Baltimore City Public Schools CEO Gregory Thorton said he was “appalled and disappointed” by the video.
“Every emotion from outrage to disappointment went through me,” he said.
Thornton claims the attack was an “isolated incident,” but said school officials are “taking a closer look at system improvements” nonetheless. The officers were placed on paid leave after the video surfaced on Facebook, as was school police chief Marshall Goodwin, though the reason for his suspension is unclear.
Baltimore police investigated the incident, and school police also initiated an internal investigation.
Baltimore police concluded the officers were on duty at the time, Spence was not attempting to make an arrest, and was “not acting in reasonable self-defense,” the Sun reports.
Arrest warrants were issued for both officers Tuesday and they turned themselves in for processing and were released on $50,000 unsecured bonds, meaning they are not required to pay the bond unless they don’t show up for court.
Spence faces charges of second-degree child abuse, second-degree assault and misconduct in office, while Bias is only charged with the latter two offences.
Both officers were initially suspended with pay, but Spence is now on leave without pay because the child abuse charge is a felony, Baltimore School Police Chief Akil Hamm told the Sun.
The incident prompted the NAACP to request that the Department of Justice expand an ongoing civil rights investigation of the Baltimore Police Department to the separate school police, as well.
It also highlighted both officers’ history of questionable behavior.
According to the Sun:
Spence was one of two Baltimore sheriff’s deputies who were fired in 2003 after a wrongful Taser attack that sparked outrage in the Hispanic community, The Baltimore Sun reported at the time.
The deputies mistook a Salvadoran construction worker for a bank robber and arrested him at lunchtime in Lexington Market. A third officer used the Taser on him twice, injuring him. …
In 2011, Spence’s girlfriend, who also was a school police officer, got a protective order against him.
According to her account in court records, Spence struck her in the face outside a Charles Street hair salon. The girlfriend said that he tried to prevent her from driving away and that she grabbed her police radio and called for assistance from school police officers.
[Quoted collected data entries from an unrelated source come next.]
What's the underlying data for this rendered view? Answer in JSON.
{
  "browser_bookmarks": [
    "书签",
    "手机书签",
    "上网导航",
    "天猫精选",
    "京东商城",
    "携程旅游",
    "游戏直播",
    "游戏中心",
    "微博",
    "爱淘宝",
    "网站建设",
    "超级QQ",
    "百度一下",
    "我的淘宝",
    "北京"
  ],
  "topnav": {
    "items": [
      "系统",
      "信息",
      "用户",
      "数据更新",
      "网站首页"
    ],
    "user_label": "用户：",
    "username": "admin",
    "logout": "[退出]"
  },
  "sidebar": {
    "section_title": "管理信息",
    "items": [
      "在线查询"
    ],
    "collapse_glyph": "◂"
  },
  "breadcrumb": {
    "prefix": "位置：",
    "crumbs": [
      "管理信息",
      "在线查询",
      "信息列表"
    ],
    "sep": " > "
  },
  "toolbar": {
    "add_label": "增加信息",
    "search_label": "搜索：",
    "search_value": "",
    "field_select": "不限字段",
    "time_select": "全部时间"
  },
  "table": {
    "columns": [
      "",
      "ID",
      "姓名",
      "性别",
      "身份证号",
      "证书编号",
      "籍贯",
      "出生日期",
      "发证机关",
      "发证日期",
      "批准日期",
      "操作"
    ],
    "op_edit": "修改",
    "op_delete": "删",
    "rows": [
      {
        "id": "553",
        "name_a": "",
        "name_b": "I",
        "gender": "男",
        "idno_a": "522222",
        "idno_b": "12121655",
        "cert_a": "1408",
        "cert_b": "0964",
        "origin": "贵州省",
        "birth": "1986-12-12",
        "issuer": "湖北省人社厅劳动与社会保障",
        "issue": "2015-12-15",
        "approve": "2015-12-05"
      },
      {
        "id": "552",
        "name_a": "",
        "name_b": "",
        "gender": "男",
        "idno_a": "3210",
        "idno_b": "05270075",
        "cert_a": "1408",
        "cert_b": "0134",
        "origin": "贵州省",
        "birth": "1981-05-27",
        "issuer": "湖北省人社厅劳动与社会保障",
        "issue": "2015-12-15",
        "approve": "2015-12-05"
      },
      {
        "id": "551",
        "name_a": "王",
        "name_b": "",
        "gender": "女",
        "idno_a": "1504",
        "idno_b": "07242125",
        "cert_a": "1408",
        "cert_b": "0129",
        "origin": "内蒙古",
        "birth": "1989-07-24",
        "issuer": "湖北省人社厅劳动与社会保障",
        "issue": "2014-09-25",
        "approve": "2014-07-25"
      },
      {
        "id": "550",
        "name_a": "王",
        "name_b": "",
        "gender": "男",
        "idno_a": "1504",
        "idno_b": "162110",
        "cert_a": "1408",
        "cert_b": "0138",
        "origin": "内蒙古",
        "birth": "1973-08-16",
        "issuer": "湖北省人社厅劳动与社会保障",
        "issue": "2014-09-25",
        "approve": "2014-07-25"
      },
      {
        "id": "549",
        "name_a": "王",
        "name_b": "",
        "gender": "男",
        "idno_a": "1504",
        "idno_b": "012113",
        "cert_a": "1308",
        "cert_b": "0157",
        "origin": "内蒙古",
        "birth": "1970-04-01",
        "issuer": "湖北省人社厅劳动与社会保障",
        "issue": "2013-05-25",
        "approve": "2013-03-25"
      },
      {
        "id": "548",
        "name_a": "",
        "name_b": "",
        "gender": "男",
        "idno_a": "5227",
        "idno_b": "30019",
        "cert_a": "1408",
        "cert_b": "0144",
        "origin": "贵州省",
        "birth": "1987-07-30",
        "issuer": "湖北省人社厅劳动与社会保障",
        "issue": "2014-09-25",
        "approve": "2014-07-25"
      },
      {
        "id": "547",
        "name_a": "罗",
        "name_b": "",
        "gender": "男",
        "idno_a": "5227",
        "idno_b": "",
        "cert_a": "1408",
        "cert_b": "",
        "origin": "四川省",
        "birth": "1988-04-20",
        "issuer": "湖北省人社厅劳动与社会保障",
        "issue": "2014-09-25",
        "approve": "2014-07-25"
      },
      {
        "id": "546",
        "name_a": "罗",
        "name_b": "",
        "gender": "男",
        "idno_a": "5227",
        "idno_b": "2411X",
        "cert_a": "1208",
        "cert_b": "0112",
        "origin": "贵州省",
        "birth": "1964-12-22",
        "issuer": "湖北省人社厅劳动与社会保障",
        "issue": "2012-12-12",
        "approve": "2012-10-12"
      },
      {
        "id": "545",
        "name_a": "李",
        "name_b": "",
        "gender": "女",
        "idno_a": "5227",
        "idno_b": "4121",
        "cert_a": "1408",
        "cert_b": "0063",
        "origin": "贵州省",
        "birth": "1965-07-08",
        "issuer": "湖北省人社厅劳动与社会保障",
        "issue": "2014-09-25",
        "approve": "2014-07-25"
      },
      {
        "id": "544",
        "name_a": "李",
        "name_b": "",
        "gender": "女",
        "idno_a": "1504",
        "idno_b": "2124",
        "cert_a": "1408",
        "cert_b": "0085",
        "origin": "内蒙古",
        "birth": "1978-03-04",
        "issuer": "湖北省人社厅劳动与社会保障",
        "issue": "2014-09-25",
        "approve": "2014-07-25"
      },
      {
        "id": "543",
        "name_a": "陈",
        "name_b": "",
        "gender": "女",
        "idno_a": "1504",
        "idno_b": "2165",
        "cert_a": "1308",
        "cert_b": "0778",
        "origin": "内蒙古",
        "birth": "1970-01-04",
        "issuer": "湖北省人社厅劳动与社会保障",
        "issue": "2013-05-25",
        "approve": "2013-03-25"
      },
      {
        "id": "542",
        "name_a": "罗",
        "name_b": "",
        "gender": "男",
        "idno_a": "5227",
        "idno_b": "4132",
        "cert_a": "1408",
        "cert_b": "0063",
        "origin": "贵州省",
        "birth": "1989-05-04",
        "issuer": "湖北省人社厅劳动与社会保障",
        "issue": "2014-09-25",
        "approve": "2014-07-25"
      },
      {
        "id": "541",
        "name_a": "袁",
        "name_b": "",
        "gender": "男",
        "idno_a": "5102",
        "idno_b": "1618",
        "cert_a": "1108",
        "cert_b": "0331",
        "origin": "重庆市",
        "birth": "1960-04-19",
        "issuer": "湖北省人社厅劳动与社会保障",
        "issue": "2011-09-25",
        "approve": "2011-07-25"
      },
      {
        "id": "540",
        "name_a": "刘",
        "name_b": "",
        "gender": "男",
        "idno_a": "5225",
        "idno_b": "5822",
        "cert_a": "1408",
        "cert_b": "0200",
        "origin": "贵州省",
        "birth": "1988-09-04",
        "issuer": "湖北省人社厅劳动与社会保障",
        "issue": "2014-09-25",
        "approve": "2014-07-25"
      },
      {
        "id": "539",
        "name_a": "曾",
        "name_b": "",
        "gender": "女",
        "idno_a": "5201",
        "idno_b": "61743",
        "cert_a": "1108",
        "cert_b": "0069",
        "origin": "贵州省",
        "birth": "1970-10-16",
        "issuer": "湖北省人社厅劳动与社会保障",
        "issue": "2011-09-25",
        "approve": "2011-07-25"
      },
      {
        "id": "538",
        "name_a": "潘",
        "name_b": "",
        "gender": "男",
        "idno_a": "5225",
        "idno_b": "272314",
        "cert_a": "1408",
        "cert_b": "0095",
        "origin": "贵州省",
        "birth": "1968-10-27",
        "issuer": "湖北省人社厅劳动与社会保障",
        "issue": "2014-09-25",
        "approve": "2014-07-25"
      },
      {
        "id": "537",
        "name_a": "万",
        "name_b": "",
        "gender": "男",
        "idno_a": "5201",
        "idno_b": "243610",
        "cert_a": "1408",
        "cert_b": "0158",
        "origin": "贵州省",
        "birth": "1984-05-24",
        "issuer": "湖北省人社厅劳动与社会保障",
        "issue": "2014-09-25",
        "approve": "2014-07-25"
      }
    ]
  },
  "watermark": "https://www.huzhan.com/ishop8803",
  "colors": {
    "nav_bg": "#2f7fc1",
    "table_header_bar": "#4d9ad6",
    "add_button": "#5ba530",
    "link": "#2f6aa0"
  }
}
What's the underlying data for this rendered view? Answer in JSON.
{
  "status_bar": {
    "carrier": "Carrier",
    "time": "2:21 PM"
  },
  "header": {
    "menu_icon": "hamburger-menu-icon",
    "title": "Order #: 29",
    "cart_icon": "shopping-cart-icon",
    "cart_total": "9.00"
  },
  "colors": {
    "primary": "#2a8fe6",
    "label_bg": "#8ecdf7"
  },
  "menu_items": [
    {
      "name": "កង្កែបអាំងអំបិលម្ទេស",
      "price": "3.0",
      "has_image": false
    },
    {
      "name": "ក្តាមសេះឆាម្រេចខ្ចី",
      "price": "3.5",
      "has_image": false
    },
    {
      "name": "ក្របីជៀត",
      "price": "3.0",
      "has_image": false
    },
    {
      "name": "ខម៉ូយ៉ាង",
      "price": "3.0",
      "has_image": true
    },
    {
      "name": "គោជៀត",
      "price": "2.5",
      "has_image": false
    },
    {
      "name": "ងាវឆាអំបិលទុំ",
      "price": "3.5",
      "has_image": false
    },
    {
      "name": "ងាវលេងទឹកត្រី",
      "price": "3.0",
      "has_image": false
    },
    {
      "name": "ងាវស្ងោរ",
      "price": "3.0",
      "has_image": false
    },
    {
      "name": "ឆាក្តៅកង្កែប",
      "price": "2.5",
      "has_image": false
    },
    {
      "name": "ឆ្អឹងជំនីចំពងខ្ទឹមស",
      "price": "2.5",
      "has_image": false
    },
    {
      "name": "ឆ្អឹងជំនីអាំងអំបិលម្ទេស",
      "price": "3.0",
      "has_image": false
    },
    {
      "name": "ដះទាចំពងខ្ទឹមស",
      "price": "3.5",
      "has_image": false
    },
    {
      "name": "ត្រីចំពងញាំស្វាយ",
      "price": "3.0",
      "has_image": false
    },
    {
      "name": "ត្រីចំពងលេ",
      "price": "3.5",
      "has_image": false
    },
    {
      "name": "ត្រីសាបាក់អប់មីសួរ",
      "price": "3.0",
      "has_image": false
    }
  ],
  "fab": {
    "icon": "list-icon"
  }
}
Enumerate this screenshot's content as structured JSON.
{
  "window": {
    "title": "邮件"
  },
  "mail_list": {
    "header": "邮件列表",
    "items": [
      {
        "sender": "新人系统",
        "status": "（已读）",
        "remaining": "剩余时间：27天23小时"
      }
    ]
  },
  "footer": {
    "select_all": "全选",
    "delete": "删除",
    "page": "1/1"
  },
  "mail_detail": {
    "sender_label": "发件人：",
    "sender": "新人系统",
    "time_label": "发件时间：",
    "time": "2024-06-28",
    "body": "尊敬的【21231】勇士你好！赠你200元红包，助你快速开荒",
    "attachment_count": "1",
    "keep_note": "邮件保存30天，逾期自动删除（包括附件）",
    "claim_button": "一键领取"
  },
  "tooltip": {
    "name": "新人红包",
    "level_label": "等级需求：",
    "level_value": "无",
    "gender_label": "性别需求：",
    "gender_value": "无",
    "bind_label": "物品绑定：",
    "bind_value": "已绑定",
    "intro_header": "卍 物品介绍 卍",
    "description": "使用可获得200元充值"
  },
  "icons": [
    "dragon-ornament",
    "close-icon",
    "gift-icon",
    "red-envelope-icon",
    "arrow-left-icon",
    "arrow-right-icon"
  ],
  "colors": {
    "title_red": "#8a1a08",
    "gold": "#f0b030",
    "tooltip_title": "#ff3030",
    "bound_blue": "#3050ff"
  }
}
Court records show Bias was charged with second-degree assault and carrying a dangerous weapon with intent to injure in April 2011. Police said then that Bias threw a bottle of alcohol at a man. The bottle missed, the man refused to press charges, and the case was shelved.
Villanova University criminology professor Kelly Welch, an expert at inner city school discipline tactics, said she doesn’t buy the district’s “isolated incident” claims.
“I’m skeptical of hearing that this is a one-time incident,” she said. “What are the odds that the one time it happens it was recorded?”
“Officers who are charged with protecting students in schools are treating them more like prisoners,” Welch added.